Manchmal denke ich, sie spricht mit der alten, verwitterten steinernen Figur, die dort am Rand des Gartens steht, schon fast vollständig zugewuchert von einer Tujareihe, der man ihre Rousseau-gerechte Erziehungsfreiheit ließ. Immer, wenn sie in ihrer Nähe ist, verharrt sie in ihren Bewegungen und schaut auf sie, es muß irgendeine Verbindung zwischen ihnen geben. Ich denke darüber nach, warum sie diese mag.
Ich habe mich bei dem Hausmeister der Akademie nach ihr erkundigt, er kennt sie schon lange, sie wohnen dicht beieinander. Er hat mir ihre Geschichte erzählt.
„Es war im April 1983, da sind sich die beiden vor dieser Figur das erste Mal begegnet, Emma Sand und Michael, der Fischer, aus der Quitzowgasse, dort gleich neben der alten Brauerei. Emma war damals Projektantin in dem großen Bauunternehmen in der Hafenstraße, er fuhr zur See. Damals nahmen viele Menschen den Park als Abkürzung bei ihren Einkäufen, liefen rast- und achtlos an der Figur vorbei, nur Emma nicht und ebenso Michael. Beide verharrten jedes Mal einen kleinen Augenblick zu einer stillen Minute der Besinnung und auf ein kleines Zwiegespräch mit der mehr als achtzig Jahre alten Figur, welches ja eigentlich ein Monolog war, doch hatten SIE ein anderes Gefühl, sie konnten wenigstens die Antwort ahnen, waren eben zwei besondere Menschen, zwei Träumer. Und an diesem Apriltag standen sie nun zufällig nebeneinander, ihrem geliebten Kult zu dienen. Michael war zum Anfang traurig, daß da schon eine andere Person stand und er wollte schon weiter gehen. Doch, er blieb stehen, sie sah nicht aus, daß sie ihn stören würde – und wer dort stehen blieb, der konnte nach seinem Gefühl gar nicht stören. Nach ihrem kurzen Verweilen schauten sie sich an. Vier schöne Augen begegneten sich und Emma fragte lächelnd, woran denken SIE immer, wenn Sie hier so stehen bleiben? Michael, eigentlich schüchtern, wußte gar nicht, was er so spontan antworten sollte, aber ihm fielen seine Gedanken von eben ein. An ZUKUNFT AUS ALTEHRWÜRDIGEM und an das Wort JA sagte er – und das gefiel ihr.
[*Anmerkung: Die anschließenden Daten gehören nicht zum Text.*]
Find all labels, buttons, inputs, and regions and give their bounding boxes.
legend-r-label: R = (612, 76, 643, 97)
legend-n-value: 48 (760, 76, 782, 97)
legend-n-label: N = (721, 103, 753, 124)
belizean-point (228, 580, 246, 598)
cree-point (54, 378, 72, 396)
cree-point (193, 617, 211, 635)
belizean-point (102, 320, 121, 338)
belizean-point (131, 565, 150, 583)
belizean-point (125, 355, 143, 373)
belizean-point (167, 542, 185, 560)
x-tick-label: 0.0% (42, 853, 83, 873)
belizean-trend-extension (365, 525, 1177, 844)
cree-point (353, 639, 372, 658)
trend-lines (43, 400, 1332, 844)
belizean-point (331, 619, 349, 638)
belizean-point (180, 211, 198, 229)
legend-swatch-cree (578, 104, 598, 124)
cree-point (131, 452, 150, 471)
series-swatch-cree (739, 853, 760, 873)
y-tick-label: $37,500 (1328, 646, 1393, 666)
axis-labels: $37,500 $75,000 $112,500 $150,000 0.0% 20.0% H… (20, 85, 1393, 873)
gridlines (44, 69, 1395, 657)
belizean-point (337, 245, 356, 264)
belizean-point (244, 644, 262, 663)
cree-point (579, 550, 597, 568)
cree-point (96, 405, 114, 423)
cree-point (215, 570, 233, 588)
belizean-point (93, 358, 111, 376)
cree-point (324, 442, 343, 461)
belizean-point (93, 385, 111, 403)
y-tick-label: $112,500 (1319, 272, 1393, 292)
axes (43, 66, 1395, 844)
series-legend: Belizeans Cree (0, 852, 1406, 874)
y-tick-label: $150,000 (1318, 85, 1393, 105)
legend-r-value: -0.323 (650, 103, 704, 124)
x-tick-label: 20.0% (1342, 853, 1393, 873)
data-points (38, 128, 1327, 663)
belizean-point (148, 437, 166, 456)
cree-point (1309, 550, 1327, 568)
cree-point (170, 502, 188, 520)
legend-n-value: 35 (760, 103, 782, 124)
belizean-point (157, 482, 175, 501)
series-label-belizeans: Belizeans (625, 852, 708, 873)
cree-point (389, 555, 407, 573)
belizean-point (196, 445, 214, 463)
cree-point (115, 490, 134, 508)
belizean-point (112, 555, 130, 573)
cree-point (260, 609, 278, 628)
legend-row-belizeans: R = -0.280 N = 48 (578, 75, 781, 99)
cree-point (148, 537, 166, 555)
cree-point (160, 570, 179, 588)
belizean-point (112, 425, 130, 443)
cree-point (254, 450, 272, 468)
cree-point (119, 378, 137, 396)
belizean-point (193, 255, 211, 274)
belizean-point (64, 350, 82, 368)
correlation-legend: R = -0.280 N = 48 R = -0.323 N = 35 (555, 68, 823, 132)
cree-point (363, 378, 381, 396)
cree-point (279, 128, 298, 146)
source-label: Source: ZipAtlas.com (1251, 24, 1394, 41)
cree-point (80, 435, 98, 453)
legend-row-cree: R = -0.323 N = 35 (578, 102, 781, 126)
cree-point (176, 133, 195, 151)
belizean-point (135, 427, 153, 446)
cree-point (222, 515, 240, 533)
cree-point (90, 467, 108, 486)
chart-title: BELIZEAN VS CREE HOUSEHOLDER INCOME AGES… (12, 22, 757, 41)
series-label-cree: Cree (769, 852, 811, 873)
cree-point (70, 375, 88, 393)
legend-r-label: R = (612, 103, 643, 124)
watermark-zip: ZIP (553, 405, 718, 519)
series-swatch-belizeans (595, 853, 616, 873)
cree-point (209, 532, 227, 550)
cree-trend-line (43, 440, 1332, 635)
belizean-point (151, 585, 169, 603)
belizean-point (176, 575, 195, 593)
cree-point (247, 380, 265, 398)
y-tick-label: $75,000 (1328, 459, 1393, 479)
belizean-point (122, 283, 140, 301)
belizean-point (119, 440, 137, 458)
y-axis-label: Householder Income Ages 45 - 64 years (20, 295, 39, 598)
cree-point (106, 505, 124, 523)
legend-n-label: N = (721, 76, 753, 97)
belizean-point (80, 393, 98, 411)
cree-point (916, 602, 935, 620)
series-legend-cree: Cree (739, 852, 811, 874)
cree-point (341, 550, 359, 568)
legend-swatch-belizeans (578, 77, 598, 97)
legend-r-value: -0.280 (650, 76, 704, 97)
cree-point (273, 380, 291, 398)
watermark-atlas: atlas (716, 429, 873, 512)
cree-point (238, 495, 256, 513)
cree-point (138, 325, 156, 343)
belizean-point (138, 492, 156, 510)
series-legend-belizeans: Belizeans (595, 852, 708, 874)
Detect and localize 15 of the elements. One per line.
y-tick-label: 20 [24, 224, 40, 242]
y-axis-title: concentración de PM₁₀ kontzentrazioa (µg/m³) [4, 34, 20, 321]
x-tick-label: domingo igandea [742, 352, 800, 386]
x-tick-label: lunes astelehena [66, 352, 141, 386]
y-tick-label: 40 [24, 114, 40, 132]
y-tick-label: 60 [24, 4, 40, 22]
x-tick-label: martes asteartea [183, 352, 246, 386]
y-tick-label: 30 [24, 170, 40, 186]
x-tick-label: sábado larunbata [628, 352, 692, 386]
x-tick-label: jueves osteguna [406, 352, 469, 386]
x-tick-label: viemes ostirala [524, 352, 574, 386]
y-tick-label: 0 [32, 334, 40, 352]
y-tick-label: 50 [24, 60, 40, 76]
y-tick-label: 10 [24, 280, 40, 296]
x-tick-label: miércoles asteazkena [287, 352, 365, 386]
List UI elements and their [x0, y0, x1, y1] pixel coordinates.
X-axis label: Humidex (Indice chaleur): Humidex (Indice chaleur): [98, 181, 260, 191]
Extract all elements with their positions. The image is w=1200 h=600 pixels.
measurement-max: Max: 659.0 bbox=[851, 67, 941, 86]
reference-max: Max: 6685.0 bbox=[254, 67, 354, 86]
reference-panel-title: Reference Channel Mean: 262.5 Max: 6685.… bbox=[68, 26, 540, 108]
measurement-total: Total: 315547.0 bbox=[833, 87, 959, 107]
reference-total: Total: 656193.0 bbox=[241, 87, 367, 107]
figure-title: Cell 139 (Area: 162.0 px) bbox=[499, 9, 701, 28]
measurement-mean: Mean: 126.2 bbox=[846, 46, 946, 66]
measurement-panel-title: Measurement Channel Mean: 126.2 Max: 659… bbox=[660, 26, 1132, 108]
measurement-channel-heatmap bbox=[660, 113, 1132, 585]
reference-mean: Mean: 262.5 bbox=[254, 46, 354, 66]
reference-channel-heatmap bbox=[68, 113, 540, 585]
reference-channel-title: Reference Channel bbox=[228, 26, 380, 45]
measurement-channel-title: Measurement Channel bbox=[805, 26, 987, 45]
Das war positiv und schloß Besinnlichkeit und Hoffnung in sich ein, Geschichte und auch Aussicht auf neue Gestaltung.
Als sie gingen, nahmen sie sich beide an die Hand, als wären sie schon lange tief miteinander vertraut, wie eine Selbstverständlichkeit, ein schönes Bild, wie sie so langsam und leicht den Garten verließen und hinter dem Tor verschwanden, schattenlos. Es begann eine wunderbare Liebe, hier hatten sich zwei gleiche Seelen gefunden und sie lebten alles so intensiv aus, nahmen ihre Liebe so genußvoll wahr. Er war viel unterwegs, auf See, und wenn er heimkehrte, war es jedes Mal wie ein Fest.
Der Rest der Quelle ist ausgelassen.